Comment interpréter cette parabole ?
Elle a parfois été comprise comme présentant une interprétation de l’histoire : les grognons ouvriers de la 1e heure seraient les juifs, jaloux de voir les chrétiens être reçus dans le Royaume de Dieu en faisant fort peu par rapport à l’immense effort demandé par les lois de Moïse. Cette lecture n’apporte rien, et à vrai dire elle ne correspond pas bien au texte.
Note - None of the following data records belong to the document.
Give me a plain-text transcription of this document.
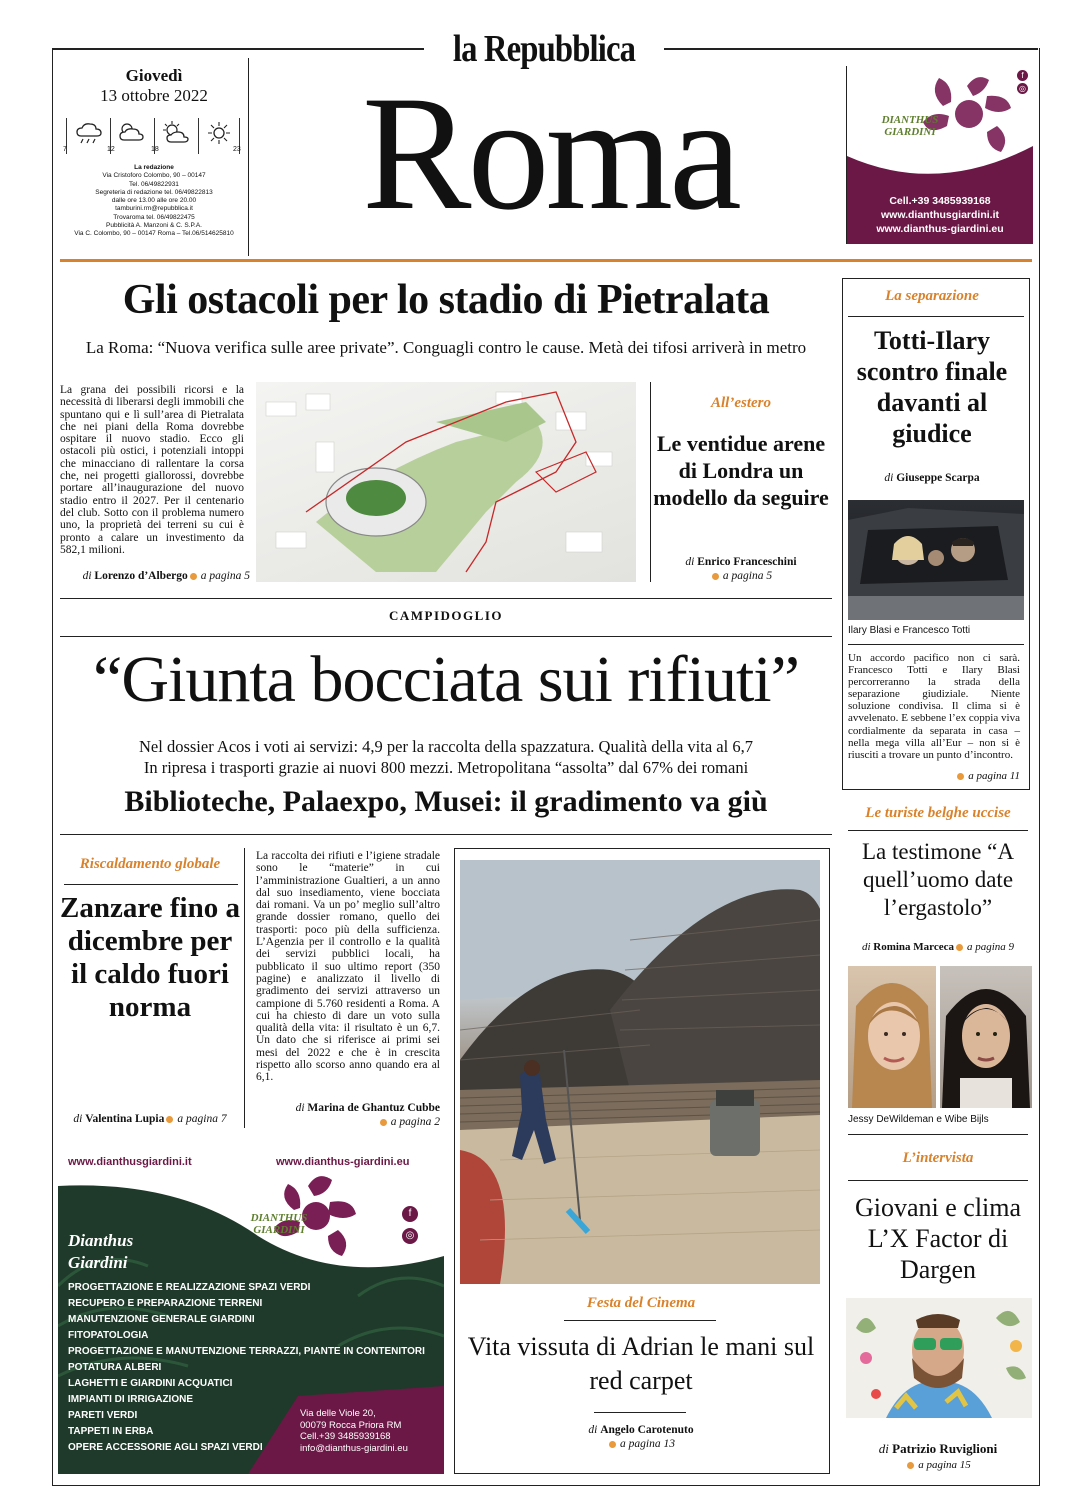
la Repubblica
Giovedì
13 ottobre 2022
7	12	18	23
La redazione
Via Cristoforo Colombo, 90 – 00147
Tel. 06/49822931
Segreteria di redazione tel. 06/49822813
dalle ore 13.00 alle ore 20.00
tamburini.rm@repubblica.it
Trovaroma tel. 06/49822475
Pubblicità A. Manzoni & C. S.P.A.
Via C. Colombo, 90 – 00147 Roma – Tel.06/514625810 Roma	DIANTHUS GIARDINI
f
◎
Cell.+39 3485939168
www.dianthusgiardini.it
www.dianthus-giardini.eu
Gli ostacoli per lo stadio di Pietralata
La Roma: “Nuova verifica sulle aree private”. Conguagli contro le cause. Metà dei tifosi arriverà in metro
La grana dei possibili ricorsi e la necessità di liberarsi degli immobili che spuntano qui e lì sull’area di Pietralata che nei piani della Roma dovrebbe ospitare il nuovo stadio. Ecco gli ostacoli più ostici, i potenziali intoppi che minacciano di rallentare la corsa che, nei progetti giallorossi, dovrebbe portare all’inaugurazione del nuovo stadio entro il 2027. Per il centenario del club. Sotto con il problema numero uno, la proprietà dei terreni su cui è pronto a calare un investimento da 582,1 milioni.
di Lorenzo d’Albergo a pagina 5
All’estero
Le ventidue arene di Londra un modello da seguire
di Enrico Franceschini
a pagina 5
La separazione
Totti-Ilary scontro finale davanti al giudice
di Giuseppe Scarpa
Ilary Blasi e Francesco Totti
Un accordo pacifico non ci sarà. Francesco Totti e Ilary Blasi percorreranno la strada della separazione giudiziale. Niente soluzione condivisa. Il clima si è avvelenato. E sebbene l’ex coppia viva cordialmente da separata in casa – nella mega villa all’Eur – non si è riusciti a trovare un punto d’incontro.
a pagina 11
CAMPIDOGLIO
“Giunta bocciata sui rifiuti”
Nel dossier Acos i voti ai servizi: 4,9 per la raccolta della spazzatura. Qualità della vita al 6,7
In ripresa i trasporti grazie ai nuovi 800 mezzi. Metropolitana “assolta” dal 67% dei romani
Biblioteche, Palaexpo, Musei: il gradimento va giù
Riscaldamento globale
Zanzare fino a dicembre per il caldo fuori norma
di Valentina Lupia a pagina 7
La raccolta dei rifiuti e l’igiene stradale sono le “materie” in cui l’amministrazione Gualtieri, a un anno dal suo insediamento, viene bocciata dai romani. Va un po’ meglio sull’altro grande dossier romano, quello dei trasporti: poco più della sufficienza. L’Agenzia per il controllo e la qualità dei servizi pubblici locali, ha pubblicato il suo ultimo report (350 pagine) e analizzato il livello di gradimento dei servizi attraverso un campione di 5.760 residenti a Roma. A cui ha chiesto di dare un voto sulla qualità della vita: il risultato è un 6,7. Un dato che si riferisce ai primi sei mesi del 2022 e che è in crescita rispetto allo scorso anno quando era al 6,1.
di Marina de Ghantuz Cubbe
a pagina 2
Festa del Cinema
Vita vissuta di Adrian le mani sul red carpet
di Angelo Carotenuto
a pagina 13
Le turiste belghe uccise
La testimone “A quell’uomo date l’ergastolo”
di Romina Marceca a pagina 9
Jessy DeWildeman e Wibe Bijls
L’intervista
Giovani e clima L’X Factor di Dargen
di Patrizio Ruviglioni
a pagina 15
www.dianthusgiardini.it	www.dianthus-giardini.eu
DIANTHUS GIARDINI
f
◎
Dianthus
Giardini
PROGETTAZIONE E REALIZZAZIONE SPAZI VERDI
RECUPERO E PREPARAZIONE TERRENI
MANUTENZIONE GENERALE GIARDINI
FITOPATOLOGIA
PROGETTAZIONE E MANUTENZIONE TERRAZZI, PIANTE IN CONTENITORI
POTATURA ALBERI
LAGHETTI E GIARDINI ACQUATICI
IMPIANTI DI IRRIGAZIONE
PARETI VERDI
TAPPETI IN ERBA
OPERE ACCESSORIE AGLI SPAZI VERDI
Via delle Viole 20,
00079 Rocca Priora RM
Cell.+39 3485939168
info@dianthus-giardini.eu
Une autre interprétation très fréquente est morale : celle de la générosité de Dieu qui donne plus ce qui est dû. L’Évangile est autre chose que cela. Dieu ne donne pas plus, il donne tout. Cette lecture morale de la parabole est faible, et ne correspond pas non plus bien au texte.
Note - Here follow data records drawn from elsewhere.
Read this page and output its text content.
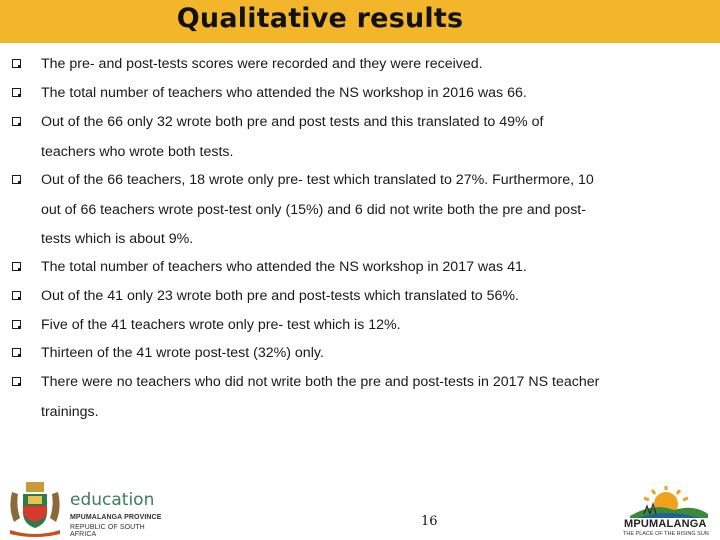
Qualitative results
The pre- and post-tests scores were recorded and they were received.
The total number of teachers who attended the NS workshop in 2016 was 66.
Out of the 66 only 32 wrote both pre and post tests and this translated to 49% of
teachers who wrote both tests.
Out of the 66 teachers, 18 wrote only pre- test which translated to 27%. Furthermore, 10
out of 66 teachers wrote post-test only (15%) and 6 did not write both the pre and post-
tests which is about 9%.
The total number of teachers who attended the NS workshop in 2017 was 41.
Out of the 41 only 23 wrote both pre and post-tests which translated to 56%.
Five of the 41 teachers wrote only pre- test which is 12%.
Thirteen of the 41 wrote post-test (32%) only.
There were no teachers who did not write both the pre and post-tests in 2017 NS teacher
trainings.
education
MPUMALANGA PROVINCE
REPUBLIC OF SOUTH AFRICA
16	MPUMALANGA
THE PLACE OF THE RISING SUN
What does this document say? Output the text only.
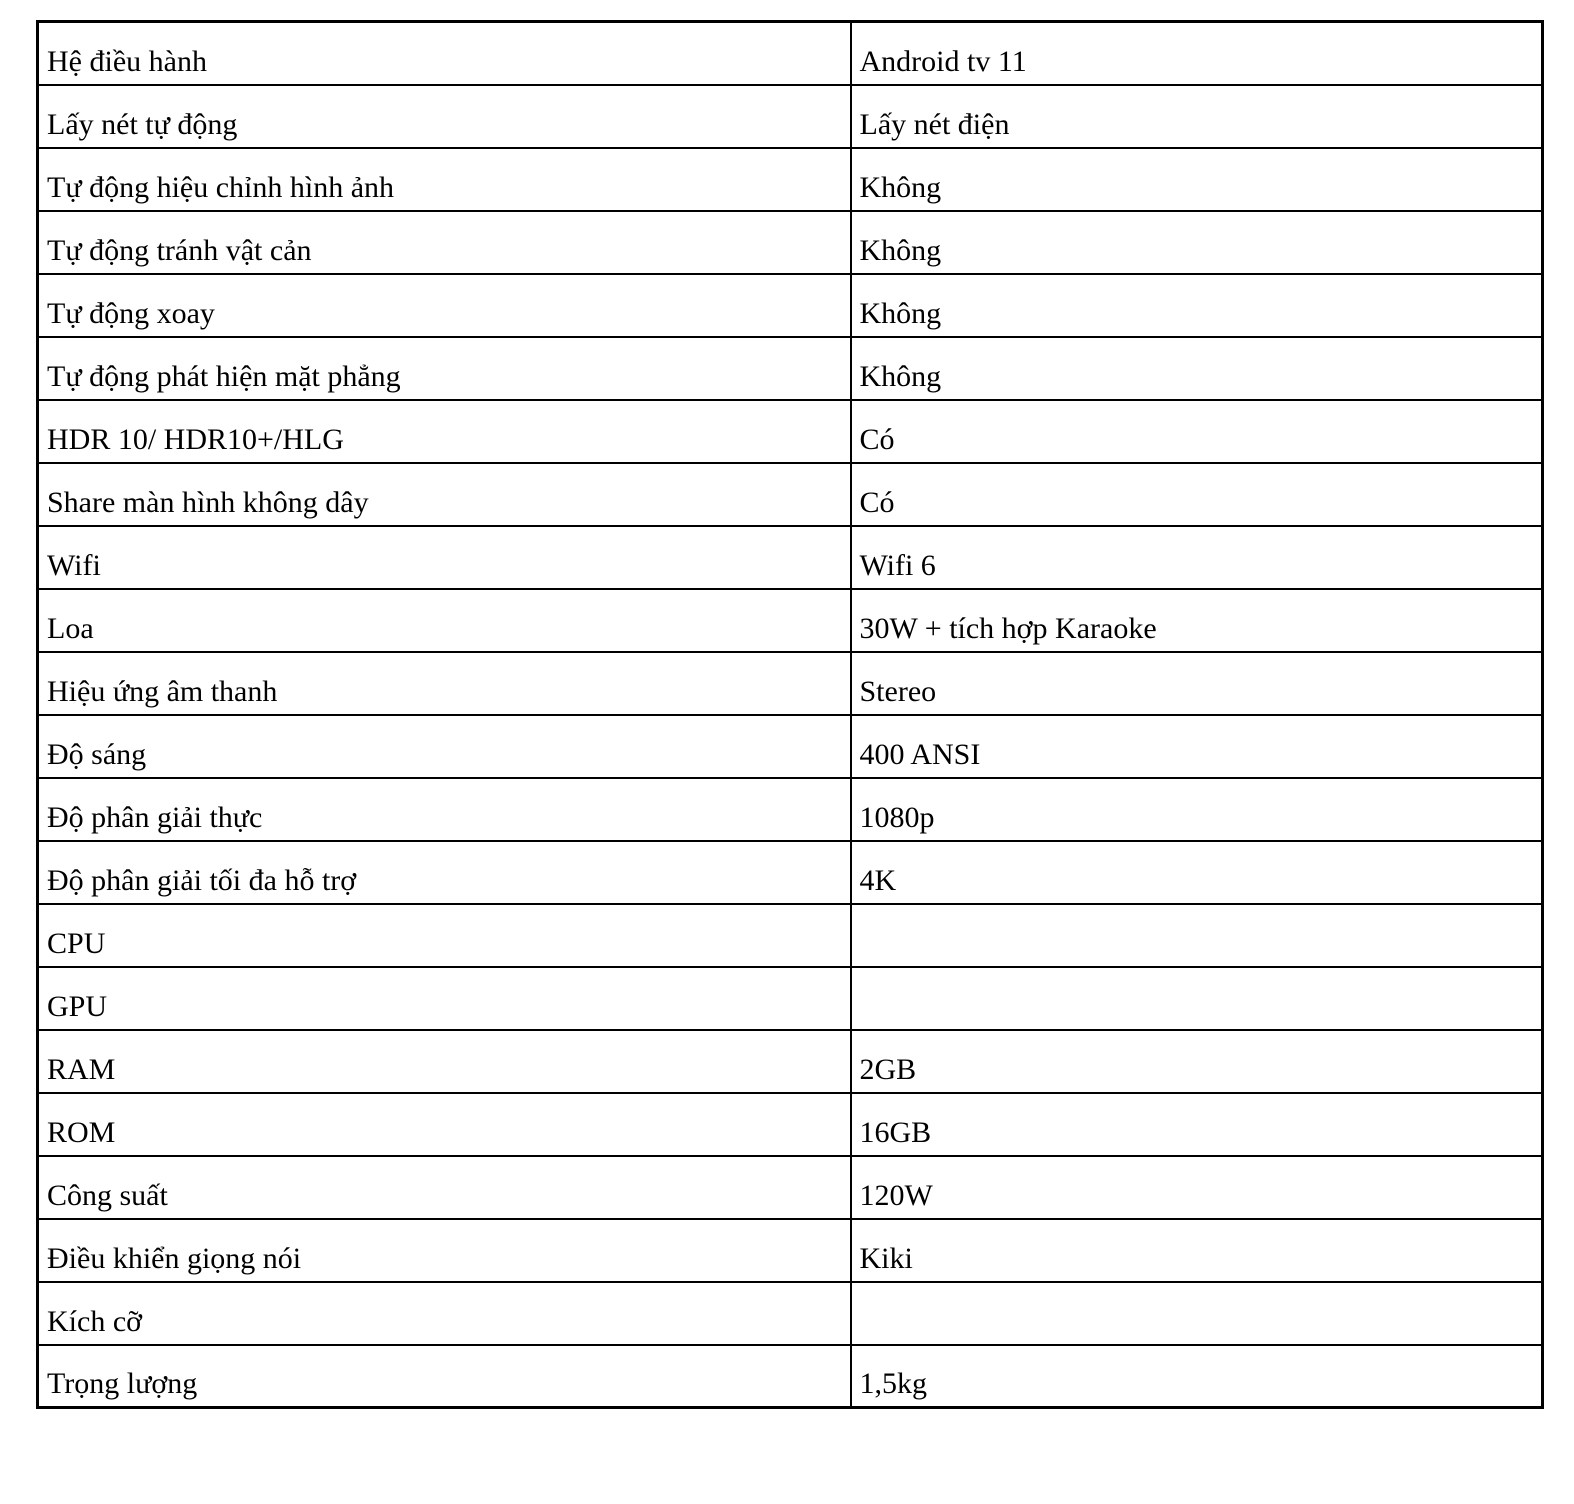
Hệ điều hành	Android tv 11
Lấy nét tự động	Lấy nét điện
Tự động hiệu chỉnh hình ảnh	Không
Tự động tránh vật cản	Không
Tự động xoay	Không
Tự động phát hiện mặt phẳng	Không
HDR 10/ HDR10+/HLG	Có
Share màn hình không dây	Có
Wifi	Wifi 6
Loa	30W + tích hợp Karaoke
Hiệu ứng âm thanh	Stereo
Độ sáng	400 ANSI
Độ phân giải thực	1080p
Độ phân giải tối đa hỗ trợ	4K
CPU	
GPU	
RAM	2GB
ROM	16GB
Công suất	120W
Điều khiển giọng nói	Kiki
Kích cỡ	
Trọng lượng	1,5kg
Cette parabole n’est pas si facile (aucune ne l’est, c’est fait exprès). Relire le texte en détail semble nécessaire. Comme le conseille un professeur avant les examens : lisez bien le sujet, lisez-le vraiment.
Je me suis d’abord penché sur le travail qui nous serait demandé ici par Dieu, selon Jésus. Car c’est quand même un petit peu l’essentiel : entendre ce que Jésus nous propose comme piste de vie. Or, contrairement à ce que l’on pense qui est dit, jamais le maître de maison n’envoie ces personnes « travailler dans sa vigne ». C’est très clair, Jésus le répète à quatre reprises : leur seule et unique mission est « d’entrer dans la vigne ».
Les ouvriers de la 1e à la 11e heure ont tous accompli la totalité de la mission qui leur était donnée : ils sont tous entrés dans la vigne, et ils reçoivent tous le même salaire d’un denier. D’ailleurs, le maître de la vigne cherche des ouvriers « pour les salarier ». Son but en se levant de bon matin est que cela profite aux personnes qu’il trouvera, de leur donner de quoi vivre aujourd’hui.
Quel est cette mission essentielle qui consiste à « entrer dans la vigne du Seigneur » ? C’était évident pour les auditeurs de Jésus et pour les lecteurs de l’Évangile selon Matthieu, rédigé en hébreu pour des juifs. Dans la Bible «La vigne du Seigneur » c’est le peuple d’Israël (Ésaïe 5:7, Ps. 80, Jér. 2 et 12). Avec le Christ, par définition même de ce qu’est l’œuvre du Messie, cette «vigne du Seigneur » ce sont «toutes les familles de la terre » comme promis à Abraham (Gen. 12:3). Le « travail » à accomplir est d’entrer dans ce corps qu’est l’humanité, d’y prendre sa place, de faire corps. Et rien d’autre ne nous est précisé que cela : en réponse à cet appel commencer à ressentir ce lien organique qui nous unit tous ensemble, saisir que nous y avons notre place.
Trouver sa place porte sa récompense en soi pour chacun et pour l’ensemble. Les grognons de la première heure ont tort de prendre comme étant une peine ce qu’ils auraient pu considérer comme un privilège royal et une joie. Ce n’est peut-être pas tant cela qui les chagrine, c’est que d’autre y soient aussi, et qu’un Autre en soit le maître et pas eux. Cela montre bien que même les plus croyants et les plus sages des sauvés ont encore du chemin à faire, de sorte qu’ils ont encore à entendre l’appel à entrer dans la vigne, ils arriveront alors après ceux qui viennent d’entrer, dans la mesure où ils ne se croient pas déjà arrivés, comme Pierre semble l’être.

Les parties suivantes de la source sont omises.